Water and population Without doubt, todays world population will be facing fresh water scarcity in the future. Global warming, climate change resulting in changes in rainfall pattern and pollution are threatening surface water and groundwater. The replenishment of aquifers becomes uncertain in some regions, while other regions are facing excess rainfall and floods. The contamination of these water bodies reduces further the availability of the little freshwater available on Earth. That is why freshwater must be protected from contamination: today only 2.5% of the Earths water is freshwater. Of these 2.5%, only1% represents surface water. Of this 1%, the vast majority is found in lakes and soil moisture, and 1% of it is river water. The ocean water represents 97.5% of the total. Going back in history, before the industrial revolution, it was possible to withdraw and consume water to everyones satisfaction.However; times have changed as demographic pressure on water supply has increased in the last three centuries: 1 billion in habitants in 1800, 2 billion in 1900, 6.6 billion in 2007 and 7 billion in 2011.

It is a known fact that water, in a geographic sense, is unequally distributed on earth and population growth varies on every continent.
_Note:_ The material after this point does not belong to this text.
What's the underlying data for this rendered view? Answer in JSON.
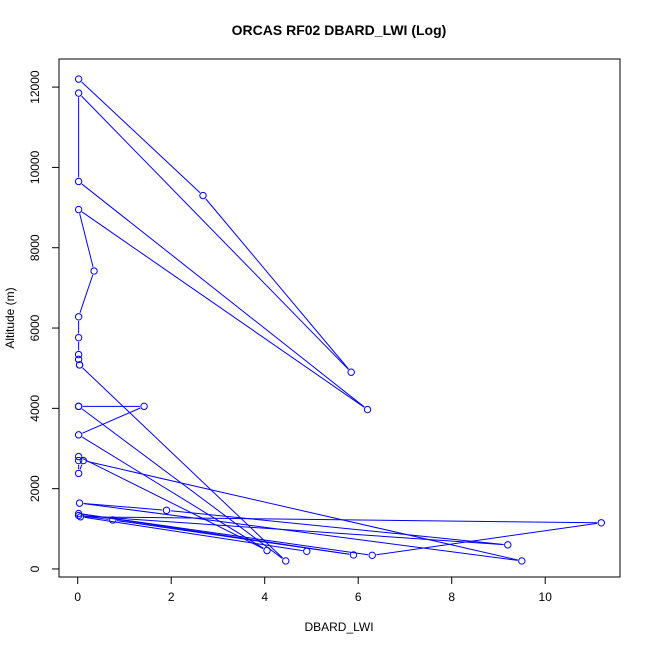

Projections show that the demographic pattern of developing countries is becoming more significant, in particular in sub-Saharan Africa. Here access to clean water is already a challenge for the current population, presenting a high risk of increasing and irreversible water scarcity.
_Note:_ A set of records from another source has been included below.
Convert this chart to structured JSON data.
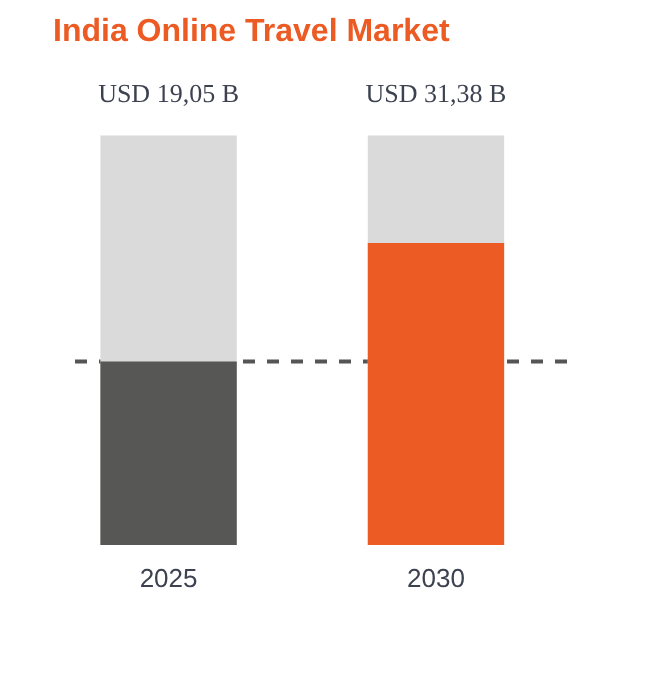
{
  "chart_data": {
    "type": "bar",
    "title": "India Online Travel Market",
    "categories": [
      "2025",
      "2030"
    ],
    "values": [
      19.05,
      31.38
    ],
    "colors": [
      "#575756",
      "#ec5b24"
    ],
    "value_labels": [
      "USD 19,05 B",
      "USD 31,38 B"
    ],
    "ref_lines": [
      {
        "axis": "y",
        "value": 19.05,
        "color": "#555555",
        "line_style": "dashed"
      }
    ],
    "grid": false
  }
}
Water and climate change The more fresh water becomes contaminated, the less fresh water will be available. Adding to that is the impact of climate change that will cause major changes in the precipitation pattern, water cycle and its geographical distribution. Some regions will receive less precipitation, some more, and this will significantly affect local economic development. For drought stricken African countries, the Intergovernmental Panel on Climate Change (IPPC) predicts that by 2020, in Africa, between 75-250 million people will be exposed to increasing water stress and that in some countries crops from rain fed agriculture may be reduced by 50%. And in Asia, freshwater availability is also projected to decrease. Heavy rainfalls create another way of water pollution as they flush pollutants and soil into surface water. Storm-water runoff is one of the most significant threats to ecosystems and freshwater supply. Leaked motor oil on streets and parking lots, detergents, other toxic chemicals coming from landfills or waste dumps, are other sources of pollution. Through heavy

rainfalls and floods chemicals can dissolve and infiltrate groundwater and concentrate in lakes, rivers and sea. Non-point source pollution can be linked to the creation of large dead zone in the sea.
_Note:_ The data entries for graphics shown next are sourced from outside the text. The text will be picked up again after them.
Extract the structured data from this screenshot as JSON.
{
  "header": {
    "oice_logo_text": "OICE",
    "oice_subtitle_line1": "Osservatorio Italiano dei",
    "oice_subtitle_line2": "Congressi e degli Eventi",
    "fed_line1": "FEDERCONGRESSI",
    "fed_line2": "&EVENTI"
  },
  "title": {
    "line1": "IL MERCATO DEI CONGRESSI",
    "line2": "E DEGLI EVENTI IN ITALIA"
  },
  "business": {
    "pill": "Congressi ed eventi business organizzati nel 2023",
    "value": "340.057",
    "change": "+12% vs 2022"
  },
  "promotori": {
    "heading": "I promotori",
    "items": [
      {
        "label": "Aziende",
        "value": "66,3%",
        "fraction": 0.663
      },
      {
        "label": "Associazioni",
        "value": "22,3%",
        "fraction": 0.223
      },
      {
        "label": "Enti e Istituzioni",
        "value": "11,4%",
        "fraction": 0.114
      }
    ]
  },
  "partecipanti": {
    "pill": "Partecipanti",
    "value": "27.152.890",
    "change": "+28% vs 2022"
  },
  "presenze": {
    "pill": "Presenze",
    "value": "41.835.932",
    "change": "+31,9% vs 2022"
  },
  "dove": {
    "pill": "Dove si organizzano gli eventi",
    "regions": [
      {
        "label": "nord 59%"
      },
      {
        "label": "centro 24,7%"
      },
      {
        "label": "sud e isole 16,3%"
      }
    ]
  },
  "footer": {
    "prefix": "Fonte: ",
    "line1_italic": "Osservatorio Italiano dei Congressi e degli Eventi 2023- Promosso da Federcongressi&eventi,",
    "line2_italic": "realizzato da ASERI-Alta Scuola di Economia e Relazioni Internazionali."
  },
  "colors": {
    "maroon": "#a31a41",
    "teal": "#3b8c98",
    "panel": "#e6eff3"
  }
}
For example, a sea area in the Gulf of Mexico with not enough dissolved oxygen is often referred to as a dead zone because most marine life cannot survive in it. Habitats that would normally be teeming with life become essentially biological marine deserts. The amount of oxygen in water is one of the most important indicators for water quality. The lack of oxygen is an indicator of water pollution by organic matter. Oxygen is consumed by bacteria during biodegradation. Some marine species have very defined lower limits of dissolved oxygen that they can tolerate. Most fish cannot survive in water with a dissolved oxygen concentration of less than 8 ppm (parts per million). An increase in oxygen indicates improvement in water quality. In summary, ongoing climate change will mean that the freshwater supply, whether in high or low rainfall regions, will lead to more freshwater scarcity and uncertainty for a growing population. In view of an increasing world population, water management requires stricter legislation to prevent water pollution, the need for better water supply, and cooperation between countries and communities, especially when rivers and lakes draw borderlines between countries.